PRODUCT TESTING Sausage makers: the missing link
All four models did an acceptable job of grinding the meat.
By CHARLES PERRY
LOS ANGELES TIMES
Sausage is a simple food: just seasoned meat stuffed into a cleaned casing. The hard part is getting it in there.
Technically, all you really need for the job is something to chop the meat, and some device to push the chopped meat through the casing. You can even stuff casings by hand, as people did for centuries.
These days home cooks tend to use a counter-top grinder for both jobs.

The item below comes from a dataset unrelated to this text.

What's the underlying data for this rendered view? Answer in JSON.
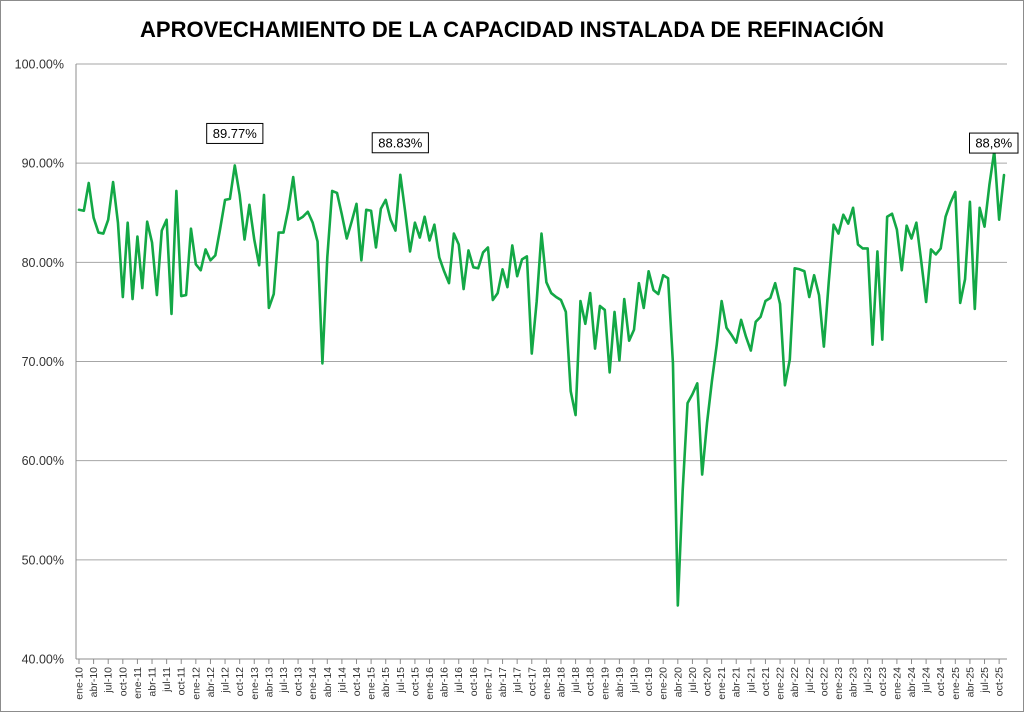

Typically, they grind the meat, then they remove the blade and cutting plate, fit a stuffing tube in their place and run the meat through the grinder again.
We tested four rather different grinders for their stuffing abilities, from an archaic 19th century-style hand grinder that your great-grandmother might have used to a grinding attachment that fits onto an electric mixer.
Grinding
Meat grinding technology is pretty well established, and all four did an acceptable job of grinding.
The Norpro Meat Grinder-Mincer worked slowly, because of its small size, and you wouldn't want to make more than a couple of sausage links with it. The fastest by far was the VillaWare Power Grinder (also the largest and most expensive model).
All home grinders tend to clog up. When the holes of the grinding plate become cluttered, the meat is ground smaller than it should be, resulting in a pureed texture. This was a particular problem with the KitchenAid Grinder Attachment.
It's more irritating when clogging brings the whole mechanism to a halt. Then you have to disassemble it and clean it out. The VillaWare grinder has a convenient reverse button that can often save you that trouble.
Cleaning
Any equipment that handles raw meat has to be scrupulously clean. The two electric grinders were easier to wash because their feed-grinder heads are removable. With the manual models, the whole machine has to be immersed in the dishwater.
The VillaWare is the best all-around grinder and stuffer, and you can find it on the Internet for as low as $99.95.
If you already have a KitchenAid mixer and don't plan to make sausage in large quantity, the KitchenAid stuffing attachment might be a better choice.
The Norpro's attraction is that it worked decently, considering its very low price (and, it's cute).
But forget the old-fashioned IOMC Meat Mincer. It's strictly for nostalgia -- or maybe for weight training. This monster is even heavier than it looks.